Já faz um tempo, mas eu me lembro muito bem. Ele chegou e me conquistou. Eu, olhos ingênuos de não saber, não enxerguei os sinais de devastação. Ele, dizendo que seria para o meu crescimento, para a minha evolução, me transformou. Derrubou o que em mim era virgem, diverso, singular e original. Eu me desmatei, me modifiquei, me destruí, arranquei de meu corpo, obediente, tudo aquilo que ele dizia não agradar.
Deixei que meu rio chamado desejo fosse represado, remodelado, suavizado, passei a seguir determinado fluxo sem perceber que eu desaguava, sem violência, educada, sempre nas mesmas mãos. Meu desejo domesticado passou a obedecê-lo, terminei - sem referências que não as dele para comparar - querendo SER exatamente o que ele esperava de MIM.
Minha floresta de sonhos foi completamente dizimada:
- Ela é perigosa, ele dizia, escura, misteriosa demais, passível de fazer você se perder.

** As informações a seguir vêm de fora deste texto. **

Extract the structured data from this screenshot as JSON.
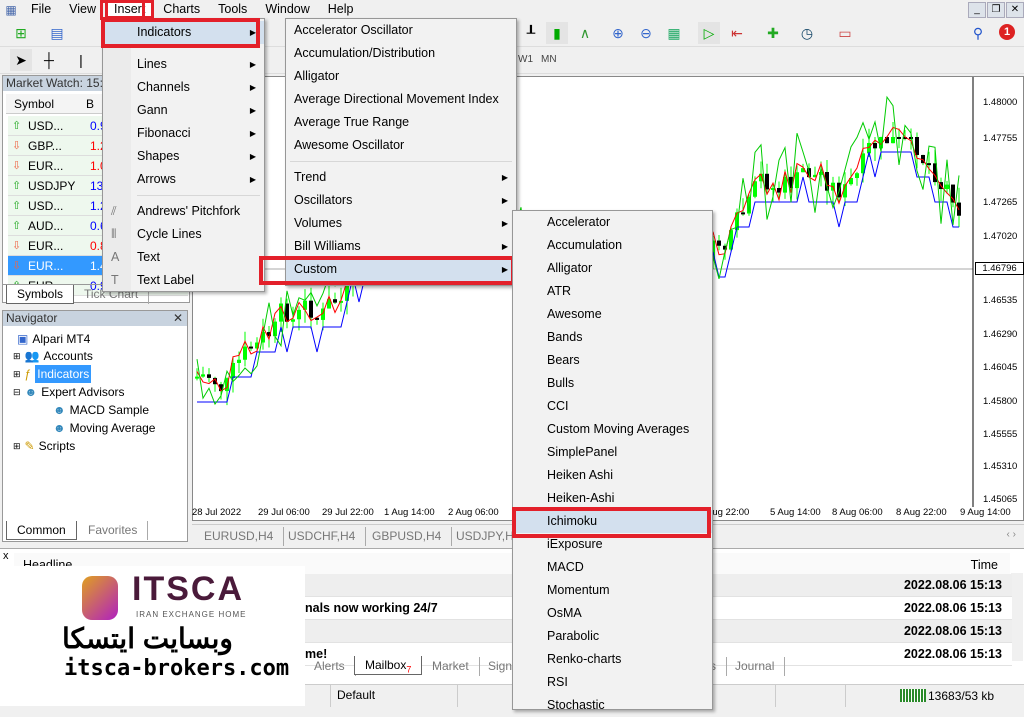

O que eu não sabia é que ele temia que eu, ao perceber a violência de suas ações tivesse para onde fugir, tivesse como me sustentar. Sobraram apenas uma ou duas árvores-sonho, justamente as que davam os frutos que a ele pareciam agradar.
Porém, o tempo passou, eu cresci e grande, olhando de um ângulo que antes minha pequenez não me deixava alcançar, enxerguei os padrões. Se eu havia me transformado tanto, como pude ficar igual, em gostos, desejos e formas, a todos ao meu redor? Em silêncio, passei a observar. Foi então que eu percebi, em um momento de lucidez, a lógica do colonizador.
Ele chega, te destrói, te deixa exatamente como ele quer. De fácil acesso, com estradas abertas, expostas, sem nenhuma proteção. E você, frágil, faminta, carente de defesas, amor-próprio, auto sustentação, aceita exatamente o que ele tem para dar. Mas o que ele oferece, não vem de graça, com um questionável discurso de justiça ele diz que, para merecê-lo é preciso que você dê algo em troca. Em geral, coisas simples, seu tempo, seu amor, sua fidelidade e a sua dedicação.
Agora que eu o conheço, vejo suas marcas em todo lugar. Desejo que você o enxergue também e assim como eu, resgate a diversidade natural que foi arrancada de nós.